Accepted for/Published in: Journal of Medical Internet Research
Date Submitted: Dec 1, 2025
Date Accepted: Mar 31, 2026
Attitudes and Willingness to Participate in Drug Clinical Trials Among Cancer Patients: A Multi-stage Qualitative Study
ABSTRACT
Background:
Low patient accrual remains a systemic barrier in cancer clinical trials, with participation rates stagnating between 2% and 8%. Existing research on patient decision-making often lacks the synergy of combining broad digital footprints with in-depth experiential data. This study employs a mixed-methods approach, integrating human qualitative analysis with Large Language Model (LLM) capabilities to evaluate patient attitudes toward trial participation.
Objective:
To understand cancer patients’ attitude toward drug clinical trials, their willingness to participate in drug clinical trials, and the factors influencing these decisions.
Methods:
This mixed-methods study analyzed data from two sources: interview transcripts from 11 cancer patients and online platform comments. A parallel analytical approach was employed, triangulating findings from three distinct analyses: (1) a manual content analysis conducted by two independent researchers with discrepancies resolved through consensus; and (2) two separate computational analyses using distinct large language models (LLMs), Gemini Pro 2.5 and DeepSeek R1. The LLMs processed anonymized data via a consistent, zero-shot prompting strategy to ensure methodological rigor.
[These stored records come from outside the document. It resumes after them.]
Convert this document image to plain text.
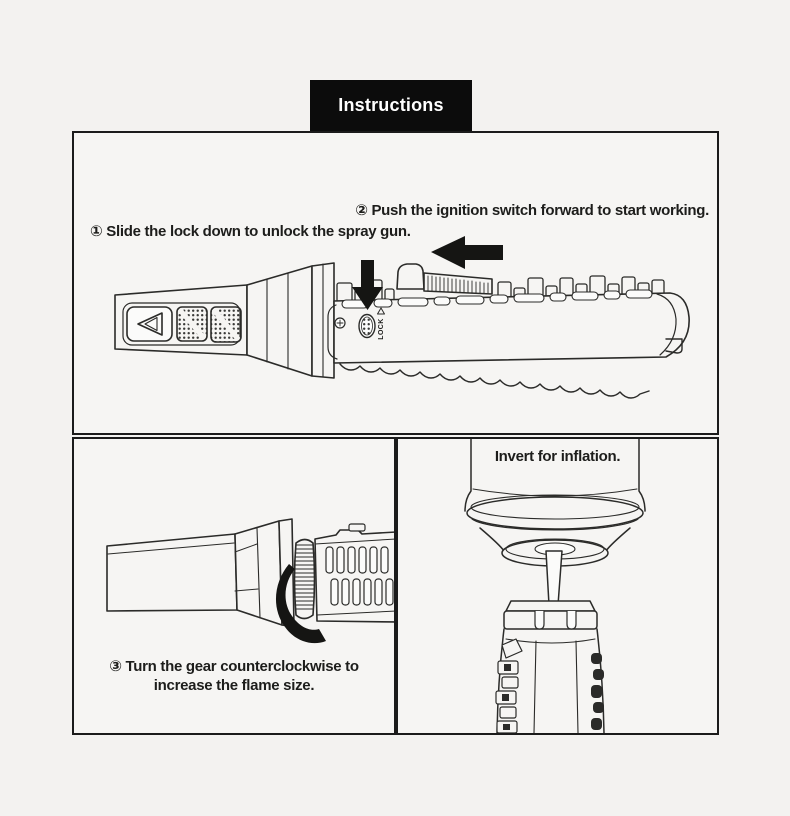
Instructions
② Push the ignition switch forward to start working.
① Slide the lock down to unlock the spray gun.
LOCK
③ Turn the gear counterclockwise to increase the flame size.
Invert for inflation.
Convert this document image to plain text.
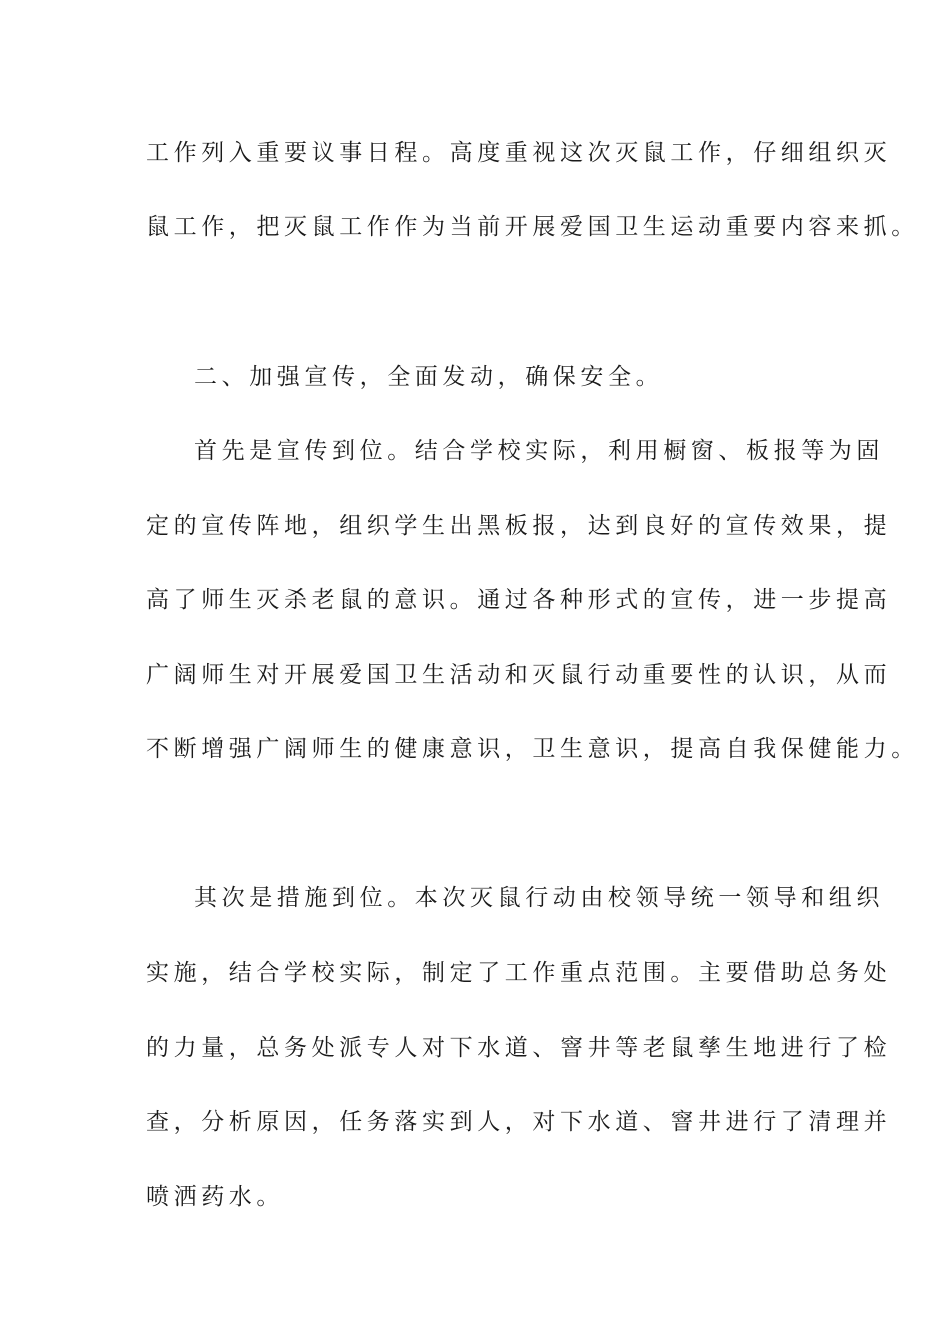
工作列入重要议事日程。高度重视这次灭鼠工作，仔细组织灭
鼠工作，把灭鼠工作作为当前开展爱国卫生运动重要内容来抓。
二、加强宣传，全面发动，确保安全。
首先是宣传到位。结合学校实际，利用橱窗、板报等为固
定的宣传阵地，组织学生出黑板报，达到良好的宣传效果，提
高了师生灭杀老鼠的意识。通过各种形式的宣传，进一步提高
广阔师生对开展爱国卫生活动和灭鼠行动重要性的认识，从而
不断增强广阔师生的健康意识，卫生意识，提高自我保健能力。
其次是措施到位。本次灭鼠行动由校领导统一领导和组织
实施，结合学校实际，制定了工作重点范围。主要借助总务处
的力量，总务处派专人对下水道、窨井等老鼠孳生地进行了检
查，分析原因，任务落实到人，对下水道、窨井进行了清理并
喷洒药水。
Thematic outputs were subsequently compared to identify convergent and divergent insights across human and computational interpretations.
Results:
A multi-layered landscape of patient decision-making was revealed through a three-pronged analytical approach. A core set of factors was identified across all analyses, including the dynamic balance between therapeutic hope and risk perception, the foundational role of physician-patient trust, and significant financial pressures. Deeper insights into distinct patient archetypes were generated by the AI-driven analyses. A “Proactive, Goal-Oriented” patient archetype was delineated by the Gemini Pro 2.5 analysis, contrasting with an “Economically-Driven, Reluctantly Optimal” patient group. Furthermore, socio-demographic nuances, such as passive acceptance among the elderly and significant urban-rural disparities in information access, were highlighted by the DeepSeek R1 analysis.
Conclusions:
Enhancing clinical trial recruitment and patients compliance management demands a holistic, multi-pronged strategy that moves beyond simple information provision. It requires simultaneously leveraging trusted physician-patient relationships for education, optimizing trial logistics to alleviate participant burden, and developing culturally-resonant consent frameworks that acknowledge the role of the family. Aligning the procedural demands of science with the humanistic needs of patients is fundamental to building the trust necessary for sustainable research advancement.